Monday, November 19, 2012

#323 / The Heisler Moot Court



On Friday, November 17th, I attended the 2012 Heisler Moot Court, sponsored by the Monterey College of Law. The Moot Court is named in honor of Francis Heisler (1895-1984), a crusading civil rights attorney, and of his wife Friedy Heisler (1900-1997). Friedy Heisler was a psychiatrist and a civil libertarian herself. Francis Heisler is pictured. Both Francis and Friedy Heisler were long time residents of Monterey County.

This was the twenty-sixth year of the Heisler Moot Court. Law students from the Monterey College of Law argued before a three-judge panel comprised of two currently-sitting appellate court justices, and a retired superior court judge. The question presented focused on Fourth Amendment freedoms. Can governmental authorities properly use cell phone tracking, predictive location programs, and drone surveillance techniques to spy on University students, and to use the information so obtained to break up incipient student protests, and to convict the students so identified of various crimes related to "public disturbance?"

Clearly, the Heisler Moot Court addresses what are truly contemporary issues. Heretofore, our  reasonable "expectations of privacy" have put a limit on what the government could do, by way of the surveillance of individual citizens. Listening to the arguments, I concluded that it may not actually be reasonable to expect any privacy, nowadays, as soon as we step beyond the doorways of our homes.

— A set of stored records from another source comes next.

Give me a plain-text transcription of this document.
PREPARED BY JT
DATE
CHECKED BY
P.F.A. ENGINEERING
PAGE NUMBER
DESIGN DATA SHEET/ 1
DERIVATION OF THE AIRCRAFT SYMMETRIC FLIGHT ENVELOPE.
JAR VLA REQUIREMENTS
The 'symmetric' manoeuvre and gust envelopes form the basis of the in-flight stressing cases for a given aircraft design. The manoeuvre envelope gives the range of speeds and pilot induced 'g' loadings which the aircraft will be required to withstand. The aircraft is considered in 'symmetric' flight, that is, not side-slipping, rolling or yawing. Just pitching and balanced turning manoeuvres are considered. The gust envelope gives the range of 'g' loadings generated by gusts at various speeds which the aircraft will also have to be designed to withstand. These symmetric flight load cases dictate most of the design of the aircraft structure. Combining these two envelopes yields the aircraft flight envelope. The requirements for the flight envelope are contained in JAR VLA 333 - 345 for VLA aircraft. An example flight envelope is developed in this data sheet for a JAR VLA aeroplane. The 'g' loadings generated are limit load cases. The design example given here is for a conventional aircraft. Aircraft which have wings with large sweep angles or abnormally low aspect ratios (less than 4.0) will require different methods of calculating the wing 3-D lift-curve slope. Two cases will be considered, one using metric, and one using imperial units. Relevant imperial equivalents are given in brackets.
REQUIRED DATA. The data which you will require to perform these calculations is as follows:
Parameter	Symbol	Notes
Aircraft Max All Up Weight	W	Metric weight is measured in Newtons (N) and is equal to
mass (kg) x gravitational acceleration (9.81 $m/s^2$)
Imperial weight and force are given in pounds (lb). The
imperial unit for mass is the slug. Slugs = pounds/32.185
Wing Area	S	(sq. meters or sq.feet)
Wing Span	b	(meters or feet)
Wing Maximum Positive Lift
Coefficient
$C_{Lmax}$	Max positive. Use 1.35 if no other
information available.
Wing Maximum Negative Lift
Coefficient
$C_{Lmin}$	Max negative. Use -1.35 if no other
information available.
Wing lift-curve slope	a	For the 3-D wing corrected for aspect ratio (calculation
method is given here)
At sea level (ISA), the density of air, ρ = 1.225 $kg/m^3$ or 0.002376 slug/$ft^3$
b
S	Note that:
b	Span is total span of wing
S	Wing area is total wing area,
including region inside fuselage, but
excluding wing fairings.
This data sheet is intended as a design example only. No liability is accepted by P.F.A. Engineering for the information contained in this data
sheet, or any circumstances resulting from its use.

Our politics is based upon the idea that the "people" have primacy over governmental officials, and that our political activities are not subject to constant surveillance. If we can no longer reasonably expect that our political activities are going to be private, then we are going to have to find effective ways to strengthen our rights to act, politically, without the fear of detention or criminal conviction. The First and the Fourth Amendments are complementary.

And vital.

Our freedoms have been made vulnerable by the very technologies that our freedoms have allowed us to invent.